A caravan of Honduran migrants is approaching the U.S. border ahead of Joe Biden's inauguration, creating the first major test of Biden's plan to reverse many of Donald Trump's immigration policies.

The group of migrants was originally anywhere between 2,000 and 4,000 strong, although their numbers have dwindled as the march towards the United States has continued.

'We recognize the importance of the incoming Government of the United States having shown a strong commitment to migrants and asylum seekers, which presents an opportunity for the governments of Mexico and Central America to develop policies and a migration management that respect and promote the human rights of the population in mobility,' said a statement from Pueblo Sin Fronteras, a migrants right group.

'We will advocate that the Biden government honors its commitments.' 

It's not clear what the intended final destination of the caravan is, or if they'll be able to make it there without being further fractured. 

'There’s no choice,' Oscar Zaldivar, 25, said about leaving his country. 'You have to leave here, this country because we’re going to die here.'

The Immigration Institute in Guatemala claimed that around 600 people returned to Honduras voluntarily after entering the country.

Last month, a caravan forming reportedly failed to even make it to the Guatemalan border. Other caravans recently have managed to make it that far, only to fail to cross into Mexico.

The National Immigration Institute in Mexico has been posting videos and images showing what awaits migrants when they try to cross into the country: various agents and National Guard members, ready to protect the border.

The potential arrive of a migrant caravan to the United States harkens back to the midterm elections in 2018, when Trump made it a central issue.

Tear gas was used against those trying to gain entry to the United States at the San Ysidro port of entry and many others were simply turned away and forced to apply for asylum while waiting in Mexico.

Trump used the caravans as justification for the border wall he wanted to build between Mexico and the United States, as well as a 'zero tolerance' policy that resulted in the separation of children and parents at the border.

Trump referred to the caravans as an 'invasion' of the United States.

The Migration Protection Protocols (MPP) are another byproduct of the narrative surrounding the caravans. It required some migrants to remain in Mexico before they could have an immigration court hearing in America.

Many of these policies are likely to be altered or reversed altogether by the incoming Biden administration, though.

Biden has promised to create 'a clear roadmap to citizenship' on his first day in office for 11 million living in the United States unlawfully.

He also promised to find a way to permanently protect DACA, which Trump has tried to end through the courts.

Reuters reports Biden claimed he would end the MPP on his first day in office as well, although his transition team has since suggested that it will take longer to do so, especially when trying to keep everyone safe from COVID-19.

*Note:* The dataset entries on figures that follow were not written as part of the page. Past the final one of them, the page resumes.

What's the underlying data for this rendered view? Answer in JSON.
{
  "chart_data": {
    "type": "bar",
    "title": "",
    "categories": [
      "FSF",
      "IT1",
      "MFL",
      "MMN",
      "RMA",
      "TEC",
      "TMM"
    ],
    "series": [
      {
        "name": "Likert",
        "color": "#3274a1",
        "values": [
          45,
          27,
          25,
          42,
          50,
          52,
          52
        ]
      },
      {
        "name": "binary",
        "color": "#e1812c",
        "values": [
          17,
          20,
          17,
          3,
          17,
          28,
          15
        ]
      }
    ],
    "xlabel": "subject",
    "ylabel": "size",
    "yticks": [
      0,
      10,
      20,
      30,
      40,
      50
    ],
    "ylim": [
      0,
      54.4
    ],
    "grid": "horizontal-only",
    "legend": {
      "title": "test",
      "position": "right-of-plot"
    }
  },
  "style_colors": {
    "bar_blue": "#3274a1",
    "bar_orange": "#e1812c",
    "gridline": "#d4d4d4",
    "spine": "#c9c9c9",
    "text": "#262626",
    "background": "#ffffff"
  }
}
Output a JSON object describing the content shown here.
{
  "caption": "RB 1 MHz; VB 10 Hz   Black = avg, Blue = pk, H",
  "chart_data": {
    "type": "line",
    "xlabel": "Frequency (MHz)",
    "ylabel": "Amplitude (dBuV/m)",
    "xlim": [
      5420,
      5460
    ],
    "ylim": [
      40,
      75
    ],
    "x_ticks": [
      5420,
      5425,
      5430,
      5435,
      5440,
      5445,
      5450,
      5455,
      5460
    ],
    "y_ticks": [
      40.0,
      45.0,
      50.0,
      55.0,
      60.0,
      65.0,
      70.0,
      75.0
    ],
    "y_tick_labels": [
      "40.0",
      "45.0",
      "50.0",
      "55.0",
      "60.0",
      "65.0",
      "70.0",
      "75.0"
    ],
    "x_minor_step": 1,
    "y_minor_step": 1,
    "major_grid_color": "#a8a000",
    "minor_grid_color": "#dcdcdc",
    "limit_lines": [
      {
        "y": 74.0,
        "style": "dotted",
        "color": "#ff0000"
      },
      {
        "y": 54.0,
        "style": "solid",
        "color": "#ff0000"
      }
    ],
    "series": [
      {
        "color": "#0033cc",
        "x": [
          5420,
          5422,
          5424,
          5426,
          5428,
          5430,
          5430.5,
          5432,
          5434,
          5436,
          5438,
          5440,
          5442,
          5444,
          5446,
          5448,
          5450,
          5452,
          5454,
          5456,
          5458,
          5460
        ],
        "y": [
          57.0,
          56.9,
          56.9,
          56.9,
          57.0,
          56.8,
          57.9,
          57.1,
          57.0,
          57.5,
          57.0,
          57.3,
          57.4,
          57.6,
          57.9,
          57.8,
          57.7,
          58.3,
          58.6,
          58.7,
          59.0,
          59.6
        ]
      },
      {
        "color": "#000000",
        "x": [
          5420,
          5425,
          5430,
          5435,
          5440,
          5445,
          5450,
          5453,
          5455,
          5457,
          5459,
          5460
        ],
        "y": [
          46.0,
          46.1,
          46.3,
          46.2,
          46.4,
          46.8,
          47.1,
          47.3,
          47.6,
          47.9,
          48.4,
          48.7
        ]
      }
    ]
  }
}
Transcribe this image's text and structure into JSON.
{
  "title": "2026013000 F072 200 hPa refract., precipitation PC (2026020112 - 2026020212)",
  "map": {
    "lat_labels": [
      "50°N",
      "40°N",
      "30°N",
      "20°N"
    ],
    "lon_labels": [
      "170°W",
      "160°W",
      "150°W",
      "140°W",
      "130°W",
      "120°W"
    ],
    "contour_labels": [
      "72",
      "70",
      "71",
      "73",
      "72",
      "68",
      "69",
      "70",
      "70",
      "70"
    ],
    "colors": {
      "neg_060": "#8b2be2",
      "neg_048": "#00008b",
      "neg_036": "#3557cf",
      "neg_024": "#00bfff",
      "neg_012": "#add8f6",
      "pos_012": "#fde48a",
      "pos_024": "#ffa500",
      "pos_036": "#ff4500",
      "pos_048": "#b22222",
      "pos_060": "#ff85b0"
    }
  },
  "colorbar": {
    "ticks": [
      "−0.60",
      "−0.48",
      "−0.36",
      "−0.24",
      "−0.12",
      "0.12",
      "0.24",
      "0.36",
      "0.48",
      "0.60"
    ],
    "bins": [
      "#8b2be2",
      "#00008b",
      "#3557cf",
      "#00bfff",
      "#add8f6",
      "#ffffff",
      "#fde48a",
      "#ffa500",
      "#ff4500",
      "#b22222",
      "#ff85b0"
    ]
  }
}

'Our priority is to reopen asylum processing at the border consistent with the capacity to do so safely and to protect public health, especially in the context of COVID-19,' Susan Rice said to Spanish wire service EFE.

'This effort will begin immediately but it will take months to develop the capacity that we will need to reopen fully.'

Biden also plans to increase the cap of resettled refugees to 125,000 after Trump set the number at a record-low 15,000 refugees this year.